Do Kwon, the co-founder of Terraform Labs, was formerly regarded as one of the crypto industry's princes, but he has since fallen out of favor.
Luna and UST, sister tokens, lost all of their value in a matter of days last May, wiping away at least $55 billion. Many ordinary investors lost their final funds, and it marked the beginning of the collapse for institutional investors, including famous crypto businesses.
Indeed, cryptocurrency lenders and brokers Celsius Network and Voyager Digital filed for Chapter 11 bankruptcy as a result of their exposure to the hedge fund Three Arrows Capital, which had made significant investments in Luna. Three Arrows Capital was forced to go bankrupt.
Within days, he had become one of the most despised figures in the cryptocurrency sector. Authorities in both the United States and South Korea, where he is a citizen, have initiated investigations.
As part of the South Korean inquiry, Seoul issued an arrest warrant for him and five others a few days ago. They are accused of deception and breaking local market restrictions. Do Kwon was in Singapore at the time of the warrant.
However, on September 17, local authorities reported that Kwon was no longer in the country, implying that he had left. On the other hand, Kwon responded by declaring he was not on the run and working with South Korean police.
"I am not on the run or anything like that," Kwon tweeted on September 17. "We are fully cooperating with every government agency that has expressed an interest in communicating, and we have nothing to hide."
He went on to say that he was preparing his case in order to clarify things in the coming months.

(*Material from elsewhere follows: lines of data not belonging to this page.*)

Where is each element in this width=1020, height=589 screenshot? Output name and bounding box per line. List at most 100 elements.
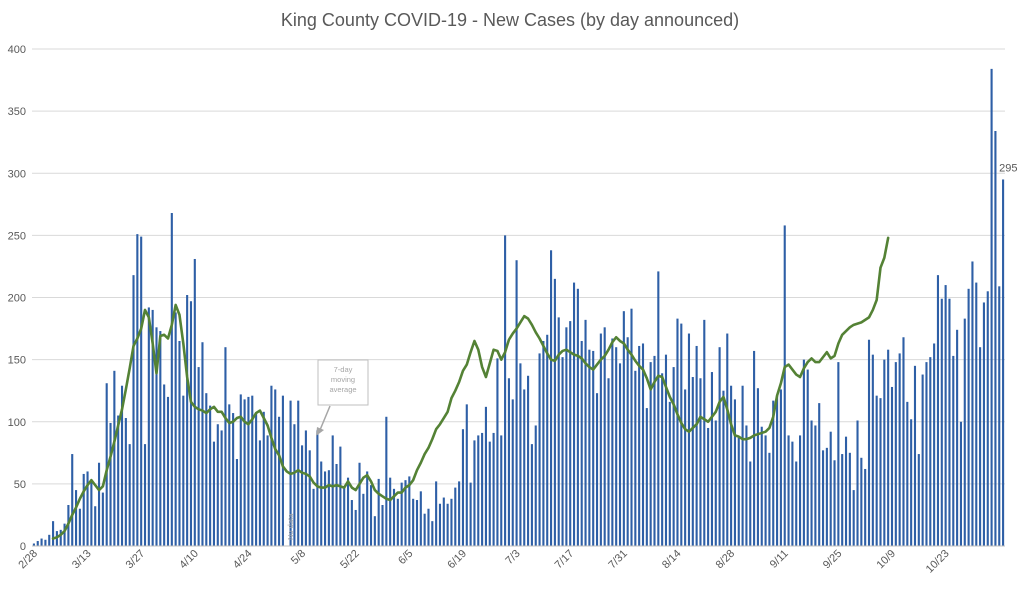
y-tick-label: 300	[8, 168, 26, 180]
bar	[396, 498, 399, 546]
bar	[174, 312, 177, 546]
bar	[239, 394, 242, 546]
bar	[212, 441, 216, 546]
bar	[293, 424, 296, 546]
bar	[354, 509, 357, 546]
bar	[369, 485, 373, 546]
bar	[404, 480, 407, 546]
bar	[251, 395, 254, 546]
bar	[534, 425, 537, 546]
bar	[856, 420, 859, 546]
annotation-text: 7-day	[334, 365, 353, 374]
bar	[63, 523, 66, 546]
bar	[385, 416, 388, 546]
bar	[71, 454, 74, 546]
bar	[733, 399, 736, 546]
bar	[971, 261, 974, 546]
bar	[779, 389, 782, 546]
bar	[576, 288, 579, 546]
bar	[618, 363, 622, 546]
bar	[205, 393, 208, 546]
bar	[182, 395, 185, 546]
bar	[557, 317, 560, 546]
bar	[768, 452, 771, 546]
bar	[687, 333, 691, 546]
bar	[358, 462, 361, 546]
bar	[74, 490, 78, 546]
bar	[595, 393, 599, 546]
bar	[381, 504, 384, 546]
bar	[553, 278, 556, 546]
bar	[140, 236, 143, 546]
bar	[511, 399, 514, 546]
bar	[197, 367, 200, 546]
x-tick-label: 6/19	[445, 548, 469, 572]
bar	[82, 473, 85, 546]
bar	[867, 339, 871, 546]
bar	[791, 441, 794, 546]
bar	[44, 539, 47, 546]
x-tick-label: 5/8	[289, 548, 308, 567]
bar	[611, 338, 614, 546]
bar	[649, 362, 652, 546]
bar	[699, 378, 702, 546]
bar	[320, 461, 323, 546]
bar	[262, 411, 265, 546]
bar	[163, 384, 166, 546]
bar	[967, 288, 970, 546]
bar	[691, 377, 694, 546]
bar	[626, 337, 629, 546]
x-tick-label: 4/10	[177, 548, 201, 572]
bar	[530, 444, 533, 546]
bar	[695, 345, 698, 546]
y-tick-label: 0	[20, 541, 26, 553]
bar	[956, 329, 959, 546]
bar	[117, 415, 120, 546]
bar	[488, 441, 491, 546]
bar	[550, 250, 553, 546]
bar	[952, 355, 955, 546]
annotation-arrow	[319, 405, 331, 431]
bar	[438, 503, 442, 546]
grid-lines	[32, 48, 1005, 485]
no-data-label: No data	[286, 513, 295, 540]
bar	[366, 471, 369, 546]
bar	[216, 424, 219, 546]
bar	[465, 404, 468, 546]
bar	[178, 340, 181, 546]
bar	[860, 457, 863, 546]
bar	[875, 395, 878, 546]
x-tick-label: 7/31	[606, 548, 630, 572]
bar	[278, 416, 281, 546]
bar	[979, 347, 982, 546]
bar	[722, 390, 725, 546]
bar	[745, 425, 748, 546]
y-tick-label: 150	[8, 355, 26, 367]
bar	[603, 327, 606, 546]
bar	[584, 319, 587, 546]
bar	[810, 420, 813, 546]
bar	[902, 337, 905, 546]
bar	[871, 354, 874, 546]
bar	[496, 358, 499, 546]
bar	[523, 389, 526, 546]
bar	[730, 385, 733, 546]
bar	[710, 372, 714, 546]
bar	[887, 349, 890, 546]
bar	[308, 450, 311, 546]
bar	[615, 347, 618, 546]
bar	[680, 323, 683, 546]
annotation-text: moving	[331, 375, 355, 384]
bar	[109, 422, 112, 546]
bar	[917, 454, 920, 546]
bar	[151, 309, 154, 546]
bar	[653, 355, 656, 546]
bar	[684, 389, 687, 546]
y-tick-label: 50	[14, 479, 26, 491]
bar	[527, 375, 530, 546]
bar	[415, 500, 419, 546]
annotation-box	[317, 359, 369, 406]
bar	[569, 321, 572, 546]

"We are defending ourselves in many jurisdictions; we have held ourselves to an extraordinarily high standard of honesty, and we look forward to revealing the truth in the coming months."

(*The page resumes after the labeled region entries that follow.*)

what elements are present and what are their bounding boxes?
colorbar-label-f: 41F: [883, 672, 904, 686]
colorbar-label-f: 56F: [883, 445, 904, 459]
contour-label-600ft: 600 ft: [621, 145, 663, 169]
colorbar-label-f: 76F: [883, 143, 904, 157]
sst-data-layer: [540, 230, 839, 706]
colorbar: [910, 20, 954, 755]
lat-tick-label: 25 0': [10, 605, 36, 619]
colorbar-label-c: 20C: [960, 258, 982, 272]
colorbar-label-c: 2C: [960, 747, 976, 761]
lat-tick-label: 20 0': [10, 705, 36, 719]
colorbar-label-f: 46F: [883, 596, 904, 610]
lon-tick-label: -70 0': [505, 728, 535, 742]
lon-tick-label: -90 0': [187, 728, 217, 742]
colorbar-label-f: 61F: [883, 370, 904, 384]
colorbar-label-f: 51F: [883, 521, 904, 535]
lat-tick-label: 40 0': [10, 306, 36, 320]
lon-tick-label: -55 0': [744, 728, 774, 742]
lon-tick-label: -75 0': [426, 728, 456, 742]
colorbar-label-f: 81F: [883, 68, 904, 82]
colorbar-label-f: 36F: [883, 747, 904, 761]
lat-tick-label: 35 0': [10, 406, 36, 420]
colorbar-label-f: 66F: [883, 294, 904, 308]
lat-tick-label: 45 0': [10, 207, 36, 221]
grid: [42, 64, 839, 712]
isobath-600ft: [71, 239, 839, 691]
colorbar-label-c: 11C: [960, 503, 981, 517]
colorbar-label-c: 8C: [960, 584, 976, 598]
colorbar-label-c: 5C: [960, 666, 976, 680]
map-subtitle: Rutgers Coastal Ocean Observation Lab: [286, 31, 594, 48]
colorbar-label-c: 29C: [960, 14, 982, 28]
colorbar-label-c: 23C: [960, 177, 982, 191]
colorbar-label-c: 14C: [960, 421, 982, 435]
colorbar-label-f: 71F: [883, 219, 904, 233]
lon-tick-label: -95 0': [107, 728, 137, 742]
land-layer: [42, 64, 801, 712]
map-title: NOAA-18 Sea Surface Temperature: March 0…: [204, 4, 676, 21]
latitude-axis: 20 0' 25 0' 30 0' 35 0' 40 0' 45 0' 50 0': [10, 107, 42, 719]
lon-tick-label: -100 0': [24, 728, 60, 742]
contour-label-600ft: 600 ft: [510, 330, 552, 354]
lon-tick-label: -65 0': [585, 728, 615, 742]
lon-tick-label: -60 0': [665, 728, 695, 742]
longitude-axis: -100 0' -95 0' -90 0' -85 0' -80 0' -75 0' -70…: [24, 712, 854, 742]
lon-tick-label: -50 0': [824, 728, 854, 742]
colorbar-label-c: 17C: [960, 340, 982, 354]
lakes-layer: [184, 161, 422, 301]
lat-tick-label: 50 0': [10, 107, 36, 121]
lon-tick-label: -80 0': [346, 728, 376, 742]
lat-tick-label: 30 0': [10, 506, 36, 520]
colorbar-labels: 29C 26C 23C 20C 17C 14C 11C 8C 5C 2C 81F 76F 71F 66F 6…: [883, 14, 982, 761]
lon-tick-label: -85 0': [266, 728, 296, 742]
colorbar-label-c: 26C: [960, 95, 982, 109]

Despite the severe charges leveled against him, Kwon coupled his tweets with another amusing post in which he mocks the idea that he is thought to be on the run.

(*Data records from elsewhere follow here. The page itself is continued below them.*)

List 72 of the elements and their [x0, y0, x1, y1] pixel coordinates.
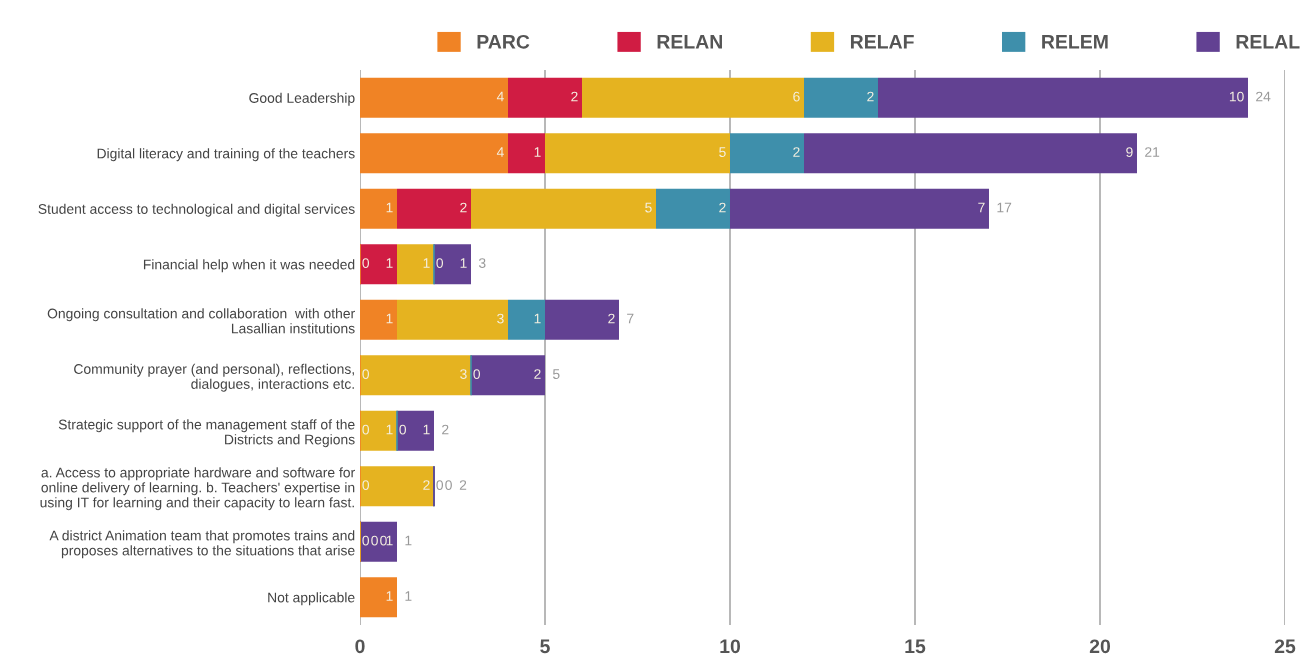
total-label: 17	[997, 202, 1012, 213]
data-label: 1	[534, 147, 541, 157]
legend-label: RELAF	[850, 35, 914, 49]
data-label: 0	[473, 369, 481, 379]
data-label: 6	[793, 91, 800, 102]
data-label: 10	[1229, 91, 1244, 102]
data-label: 1	[386, 258, 393, 268]
total-label: 7	[627, 313, 634, 324]
data-label: 2	[423, 480, 430, 490]
total-label: 5	[552, 369, 560, 379]
data-label: 0	[362, 480, 370, 490]
data-label: 2	[460, 202, 467, 213]
data-label: 4	[496, 91, 504, 102]
legend-label: RELAN	[657, 35, 722, 49]
x-tick-label: 5	[540, 639, 550, 654]
x-tick-label: 15	[905, 639, 926, 654]
data-label: 1	[423, 258, 430, 268]
data-label: 5	[645, 202, 652, 213]
data-label: 1	[386, 202, 393, 213]
data-label: 2	[793, 147, 800, 157]
y-tick-label: Good Leadership	[249, 92, 355, 106]
data-label: 0	[436, 258, 444, 268]
y-tick-label: Strategic support of the management staff of the Districts and Regions	[58, 419, 355, 448]
data-label: 1	[423, 424, 430, 435]
data-label: 0	[362, 424, 370, 435]
total-label: 1	[405, 591, 412, 601]
total-label: 3	[478, 258, 486, 268]
total-label: 24	[1256, 91, 1271, 102]
data-label: 1	[386, 591, 393, 601]
data-label: 0	[445, 480, 452, 490]
data-label: 1	[386, 313, 393, 324]
data-label: 0	[380, 535, 387, 546]
data-label: 0	[362, 535, 370, 546]
total-label: 2	[459, 480, 467, 490]
y-tick-label: Ongoing consultation and collaboration with other Lasallian institutions	[47, 308, 355, 334]
total-label: 2	[442, 424, 449, 435]
data-label: 4	[496, 147, 504, 157]
legend-label: RELEM	[1042, 35, 1108, 49]
data-label: 1	[534, 313, 541, 324]
data-label: 0	[399, 424, 407, 435]
total-label: 21	[1145, 147, 1160, 157]
legend-label: PARC	[477, 34, 530, 49]
x-tick-label: 25	[1274, 639, 1296, 654]
data-label: 2	[608, 313, 615, 324]
data-label: 0	[436, 480, 444, 490]
data-label: 7	[978, 202, 985, 213]
data-label: 2	[719, 202, 726, 213]
x-tick-label: 20	[1089, 639, 1111, 654]
data-label: 2	[867, 91, 874, 102]
y-tick-label: Financial help when it was needed	[143, 259, 355, 273]
data-label: 1	[460, 258, 467, 268]
data-label: 2	[571, 91, 578, 102]
total-label: 1	[405, 535, 412, 546]
y-tick-label: Digital literacy and training of the teachers	[97, 148, 355, 162]
legend-label: RELAL	[1236, 35, 1300, 49]
data-label: 1	[386, 535, 393, 546]
data-label: 3	[497, 313, 504, 324]
y-tick-label: a. Access to appropriate hardware and software for online delivery of learning. b. Teachers' expertise in using IT for learning and their capacity to learn fast.	[40, 467, 355, 511]
y-tick-label: A district Animation team that promotes trains and proposes alternatives to the situations that arise	[49, 530, 355, 559]
data-label: 0	[371, 535, 378, 546]
y-tick-label: Community prayer (and personal), reflections, dialogues, interactions etc.	[74, 363, 354, 392]
y-tick-label: Not applicable	[268, 592, 355, 606]
data-label: 0	[362, 369, 370, 379]
x-tick-label: 0	[355, 639, 365, 654]
data-label: 5	[719, 147, 726, 157]
x-tick-label: 10	[720, 639, 741, 654]
data-label: 2	[534, 369, 541, 379]
data-label: 9	[1126, 147, 1133, 157]
data-label: 3	[460, 369, 467, 379]
data-label: 0	[362, 258, 370, 268]
y-tick-label: Student access to technological and digital services	[38, 203, 355, 217]
data-label: 1	[386, 424, 393, 435]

"I haven't run in a while. I need to reduce some calories," Kwon jokes.
However, South Korean authorities deny his allegation. According to Korean prosecutors, Kwon traveled to Singapore in late April "clearly on the run" and disbanded the firm's Korean affiliate, Terraform Labs Korea, at the time to "evade scrutiny."
Kwon is refusing to cooperate with the prosecution's probe, and he notified the prosecution, through a lawyer, that he had no intention of appearing before them, according to Yonhap.
"At the moment, we are attempting to find and detain suspect Do Kwon," South Korean investigators stated.
According to the Straits Times, Kwon has a Singaporean work permit - an Employment Pass, or EP - that expires on December 7. His renewal request is being reviewed, but it is thought to be in peril since South Korean officials have sought to invalidate his passport in order to force him to return to the country.
According to the Straits Times, Kwon has previously been refused an application for a permit that allows overseas entrepreneurs to create and manage businesses in Singapore.
Luna and UST were the crypto market's first dominoes to fall into a liquidity crisis.
The two tokens collapsed as UST lost its peg to the dollar, destroying its foundation as a stablecoin. These cryptocurrencies are linked to more stable assets such as the US dollar or gold. Between May 9 and May 13, at least $55 billion in market capitalization vanished, leading many investors to suffer massive losses.
UST was an algorithmic stablecoin that was backed by its sister asset, Luna, rather than by dollar reserves. Algorithmic stablecoins vary from centralized alternatives like tether or USD coins, which are backed by real dollars or similar assets held in a bank.
Terraform Labs workers reportedly informed the US Securities and Exchange Commission in June that Do Kwon was paying out $80 million per month before the UST and Luna tokens collapsed.